There at first appears an irreconcilable contradiction between the certification's implied requirement that the importer ensure the continued validity of the certification after entry and the language in the legislative history that describes the certification requirement as a "certification of use provision rather than an end use provision." 1979 U.S. Code Cong. and Adm. News, p. 573-74. The former suggests the need for proof of end use, while the latter suggests that such proof is not required. Yet, rather than choose between these seemingly conflicting alternatives, an interpretation that harmonizes them and does not do violence to either is apparent. The language of the Senate report, as set forth below, fairly indicates that in specifying the certification as a use rather than end use provision, the only intent of Congress was to spare the importer from the burdensome proof filing requirement of end use provisions; it was not to permit importers to enter merchandise duty-free for use, after entry, in any variety of ways, as is tolerated under mere use tariff provisions. To interpret the report's language otherwise is to come face to face with the aforementioned irreconcilable contradiction, for if the certification is treated as a mere use provision, as above, the certification's pledge that the merchandise "will be so used" - in civil aircraft - is rendered meaningless and, conversely, if such pledge is taken seriously, proof of end use is necessary. The interpretation offered here gives meaning to both the certification's pledge and the Senate report's language without inconsistent or absurd consequences.

The Senate report's language regarding Customs obligation to monitor and verify the continued validity of certifications comes immediately after the language describing the certification as a use provision rather than an end use provision. This further suggests that the intent was only to dispense with the proof filing requirement.
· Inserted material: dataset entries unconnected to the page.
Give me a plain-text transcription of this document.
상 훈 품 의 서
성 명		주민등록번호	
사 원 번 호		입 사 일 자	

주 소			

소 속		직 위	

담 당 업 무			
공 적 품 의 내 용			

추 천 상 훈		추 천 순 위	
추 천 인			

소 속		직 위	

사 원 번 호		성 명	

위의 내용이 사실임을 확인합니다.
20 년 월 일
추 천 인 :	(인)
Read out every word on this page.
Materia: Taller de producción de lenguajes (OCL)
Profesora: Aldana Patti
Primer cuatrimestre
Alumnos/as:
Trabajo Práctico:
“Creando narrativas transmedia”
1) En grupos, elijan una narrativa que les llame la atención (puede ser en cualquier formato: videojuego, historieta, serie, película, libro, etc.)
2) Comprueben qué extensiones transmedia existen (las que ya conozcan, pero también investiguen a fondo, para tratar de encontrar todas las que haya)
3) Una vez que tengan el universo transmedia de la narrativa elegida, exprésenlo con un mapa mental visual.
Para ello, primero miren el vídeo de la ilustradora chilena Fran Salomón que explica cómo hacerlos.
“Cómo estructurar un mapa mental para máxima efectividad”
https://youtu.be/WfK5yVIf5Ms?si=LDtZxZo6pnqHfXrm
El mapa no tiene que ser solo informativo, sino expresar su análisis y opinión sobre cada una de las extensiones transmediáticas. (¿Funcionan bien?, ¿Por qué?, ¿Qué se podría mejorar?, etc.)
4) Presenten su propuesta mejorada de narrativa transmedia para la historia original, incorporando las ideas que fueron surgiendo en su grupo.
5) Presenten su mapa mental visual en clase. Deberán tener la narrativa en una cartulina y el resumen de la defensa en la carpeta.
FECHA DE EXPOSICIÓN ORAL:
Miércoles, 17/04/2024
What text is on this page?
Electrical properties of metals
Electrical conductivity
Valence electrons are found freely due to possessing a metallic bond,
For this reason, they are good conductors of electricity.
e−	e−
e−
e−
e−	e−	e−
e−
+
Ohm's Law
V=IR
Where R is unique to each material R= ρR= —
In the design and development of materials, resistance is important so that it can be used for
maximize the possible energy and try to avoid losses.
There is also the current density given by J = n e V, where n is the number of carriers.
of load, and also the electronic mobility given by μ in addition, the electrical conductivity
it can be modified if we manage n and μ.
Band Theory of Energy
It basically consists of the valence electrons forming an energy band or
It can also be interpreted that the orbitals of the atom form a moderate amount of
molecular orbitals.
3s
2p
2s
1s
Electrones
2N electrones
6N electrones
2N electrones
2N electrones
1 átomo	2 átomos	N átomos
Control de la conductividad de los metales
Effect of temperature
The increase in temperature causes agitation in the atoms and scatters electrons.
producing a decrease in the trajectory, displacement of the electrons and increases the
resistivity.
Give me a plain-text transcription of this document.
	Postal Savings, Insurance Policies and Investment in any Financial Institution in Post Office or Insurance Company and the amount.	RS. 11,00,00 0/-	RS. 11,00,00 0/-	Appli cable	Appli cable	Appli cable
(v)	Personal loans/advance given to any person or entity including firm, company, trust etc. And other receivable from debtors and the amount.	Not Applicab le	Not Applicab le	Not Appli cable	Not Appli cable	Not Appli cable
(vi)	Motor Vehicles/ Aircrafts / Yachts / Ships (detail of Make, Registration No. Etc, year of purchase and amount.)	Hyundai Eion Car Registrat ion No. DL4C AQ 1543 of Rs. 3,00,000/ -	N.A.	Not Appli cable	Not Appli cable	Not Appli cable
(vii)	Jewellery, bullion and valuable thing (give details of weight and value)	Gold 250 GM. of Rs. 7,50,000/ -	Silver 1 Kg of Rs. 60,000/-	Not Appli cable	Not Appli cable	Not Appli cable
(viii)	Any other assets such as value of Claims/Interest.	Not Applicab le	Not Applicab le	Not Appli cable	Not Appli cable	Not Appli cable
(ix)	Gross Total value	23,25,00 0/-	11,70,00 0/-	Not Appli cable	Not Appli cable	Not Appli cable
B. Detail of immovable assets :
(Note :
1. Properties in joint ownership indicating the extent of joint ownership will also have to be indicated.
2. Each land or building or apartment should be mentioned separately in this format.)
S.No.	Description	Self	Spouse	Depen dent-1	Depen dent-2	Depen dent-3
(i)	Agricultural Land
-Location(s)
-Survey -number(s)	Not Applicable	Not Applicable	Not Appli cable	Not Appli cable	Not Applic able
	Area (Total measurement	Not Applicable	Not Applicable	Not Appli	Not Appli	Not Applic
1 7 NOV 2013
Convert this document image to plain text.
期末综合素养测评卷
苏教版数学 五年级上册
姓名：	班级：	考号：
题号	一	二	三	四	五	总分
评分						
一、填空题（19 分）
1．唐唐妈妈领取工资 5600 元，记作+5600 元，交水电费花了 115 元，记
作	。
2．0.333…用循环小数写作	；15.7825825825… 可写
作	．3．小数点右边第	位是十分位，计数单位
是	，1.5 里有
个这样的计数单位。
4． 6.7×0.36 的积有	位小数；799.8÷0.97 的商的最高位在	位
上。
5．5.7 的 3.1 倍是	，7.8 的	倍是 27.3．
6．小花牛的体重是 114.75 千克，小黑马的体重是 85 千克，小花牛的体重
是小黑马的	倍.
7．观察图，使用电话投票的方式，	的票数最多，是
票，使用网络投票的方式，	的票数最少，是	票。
The certification requirement imposed under the amendment in section 601(a)(2) is a certification of use provision rather than an end use provision. The Committee expects the Customs Service to monitor closely entries under the amendments under section 601 and, where necessary to protect the revenues, take appropriate action to insure the continuing validity of statements supplied to Customs under the certification requirements. Id.

Paraphrasing the quoted language, it appears that Congress' intent was to say that the filing of proof within three years of entry will not be necessary; rather, in order to verify the continued validity of the certification, it will be the affirmative obligation of the government to monitor these entries. Thus, the verification provision of 19 CFR 10.183(e). To view the quoted language to mean that {601 certifications are mere use provisions - provisions that entitle an importer to a certain classification without regard whatsoever to how the merchandise is used after entry - would exceedingly strain the interpretation of the statutory certification requirement, as well as undermine the Senate report's language regarding Customs obligation to monitor and verify continued validity of certifications.

Consequently, we interpret the certification requirement as not requiring the filing (by the importer) of proof of end use but requiring, nonetheless, that the merchandise be used as pledged. This is nothing more than requiring that the certification remain valid after entry, and proof of end use is essential to such validation. In an audit situation, therefore, an importer must be prepared to prove the continued validity of his certifications by proof of end use in conformance with the certification's pledge. Proof that would satisfy the filing requirement of end use provisions is acceptable as proof of end use for audits of {601 entries.

Based on the foregoing, we submit that the importer of merchandise under a {601 tariff provision has two obligations: 1) to submit at the time of filing an entry summary, or have on file at that time, a certification in conformance with {601 of the Act (as required by the TSUS and HTS notes) and 2) to maintain records adequate to demonstrate the continued validity of the certification as applied to already imported merchandise. The latter obligation requires that importers verify end use of the merchandise in a manner consistent with the certification. Failure to have records to support the certification will defeat the {601 duty-free status of such imported merchandise. The obligation to maintain such records is impliedly imposed on importers of {601 merchandise by the certification requirement itself, as discussed above, and by 19 U.S.C. 1508, the general recordkeeping requirement applicable to importers generally. (See also Subpart A of 19 CFR 162.)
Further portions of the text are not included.